“Words that hurt” posters don’t address the problem at hand

   Within the past week, the flyers found on doors in Meadows West have caused the topic of hate crime to be an important conversation on Wheaton’s campus. These flyers contained hateful and dehumanizing language, mainly supporting racist and anti-semitic ideologies, threats, and slurs. An email sent by President Hanno following the reporting of the incident stated that “Hate speech cannot be tolerated [on campus].” Residential Life had held a community meeting on Saturday night, and took “action” today (Thursday) regarding the incident. Four yellow pieces of construction paper were hung in the middle of Balfour-Hood, all asking the same question “What are words that hurt?” These papers have also been posted in residence halls. On these papers, a large spectrum of words have been documented by students, from “stupid” to gay/lesbian and racial slurs. The papers are set to be destroyed in a bonfire on Friday, Sept. 11.

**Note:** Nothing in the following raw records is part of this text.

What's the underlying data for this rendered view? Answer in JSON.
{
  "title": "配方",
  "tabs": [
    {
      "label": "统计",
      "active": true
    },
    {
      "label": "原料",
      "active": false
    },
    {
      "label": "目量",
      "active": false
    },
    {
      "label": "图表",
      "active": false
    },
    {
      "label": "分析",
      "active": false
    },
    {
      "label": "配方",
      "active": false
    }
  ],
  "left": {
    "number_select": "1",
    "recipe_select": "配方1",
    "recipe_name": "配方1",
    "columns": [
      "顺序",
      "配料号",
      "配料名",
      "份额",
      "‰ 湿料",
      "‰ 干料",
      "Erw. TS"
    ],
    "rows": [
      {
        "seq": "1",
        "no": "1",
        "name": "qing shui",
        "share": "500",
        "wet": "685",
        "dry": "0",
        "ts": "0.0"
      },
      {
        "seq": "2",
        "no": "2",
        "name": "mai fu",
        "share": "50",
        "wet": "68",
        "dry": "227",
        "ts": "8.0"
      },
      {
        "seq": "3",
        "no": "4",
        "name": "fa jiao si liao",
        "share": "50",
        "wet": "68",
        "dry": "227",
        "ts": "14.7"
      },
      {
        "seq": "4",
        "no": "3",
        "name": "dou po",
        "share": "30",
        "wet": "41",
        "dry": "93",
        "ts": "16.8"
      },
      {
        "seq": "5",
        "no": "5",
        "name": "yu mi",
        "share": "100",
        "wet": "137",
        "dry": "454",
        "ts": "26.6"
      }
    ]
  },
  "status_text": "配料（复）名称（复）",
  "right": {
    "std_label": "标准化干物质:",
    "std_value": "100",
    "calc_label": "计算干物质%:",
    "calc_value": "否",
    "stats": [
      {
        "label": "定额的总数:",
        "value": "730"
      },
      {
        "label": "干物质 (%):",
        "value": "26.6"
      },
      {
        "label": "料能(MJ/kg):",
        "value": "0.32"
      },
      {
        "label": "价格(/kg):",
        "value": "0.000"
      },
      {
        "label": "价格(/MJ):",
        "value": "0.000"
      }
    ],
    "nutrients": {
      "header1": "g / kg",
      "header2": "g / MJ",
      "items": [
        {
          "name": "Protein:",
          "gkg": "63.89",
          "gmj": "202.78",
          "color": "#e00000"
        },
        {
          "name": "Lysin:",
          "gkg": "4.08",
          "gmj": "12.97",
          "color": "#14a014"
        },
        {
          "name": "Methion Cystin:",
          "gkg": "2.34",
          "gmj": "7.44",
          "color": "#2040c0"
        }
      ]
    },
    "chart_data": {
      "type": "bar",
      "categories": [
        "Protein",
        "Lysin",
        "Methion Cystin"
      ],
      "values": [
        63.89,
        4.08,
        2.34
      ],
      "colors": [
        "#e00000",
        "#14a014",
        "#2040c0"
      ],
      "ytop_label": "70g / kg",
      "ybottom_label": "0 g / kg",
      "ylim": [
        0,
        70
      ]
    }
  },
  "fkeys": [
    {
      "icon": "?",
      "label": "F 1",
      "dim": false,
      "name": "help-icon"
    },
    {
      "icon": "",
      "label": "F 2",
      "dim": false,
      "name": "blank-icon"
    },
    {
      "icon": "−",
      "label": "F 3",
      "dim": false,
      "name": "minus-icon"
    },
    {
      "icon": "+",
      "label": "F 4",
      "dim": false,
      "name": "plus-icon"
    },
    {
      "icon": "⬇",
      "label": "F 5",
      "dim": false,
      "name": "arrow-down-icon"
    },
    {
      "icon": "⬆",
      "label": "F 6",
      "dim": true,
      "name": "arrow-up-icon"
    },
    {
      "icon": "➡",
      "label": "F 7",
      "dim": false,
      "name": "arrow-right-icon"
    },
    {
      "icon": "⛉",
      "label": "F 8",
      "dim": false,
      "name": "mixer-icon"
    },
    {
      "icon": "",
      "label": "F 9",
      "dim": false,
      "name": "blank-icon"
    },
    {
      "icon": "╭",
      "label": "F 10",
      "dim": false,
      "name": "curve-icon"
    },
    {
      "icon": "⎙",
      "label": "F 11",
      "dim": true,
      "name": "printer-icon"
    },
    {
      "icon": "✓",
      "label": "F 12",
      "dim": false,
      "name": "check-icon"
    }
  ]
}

   However, there is a difference between words that hurt and hate speech. To understand words that hurt, we evaluate human decency by basic moral standards. To understand hate speech, not only must we evaluate these standards, we must also open textbooks, study police records, listen to experiences. By diminishing anti-semitic symbols and derogatory words to “hurting words” rather than “hateful words,” we are diminishing the severity of alienating whole groups of people on a campus that have already been statistically marginalized. Hate speech does not only hurt. It comes with a whole system of oppression that demeans, shuns, intoxicates, and becomes deadly.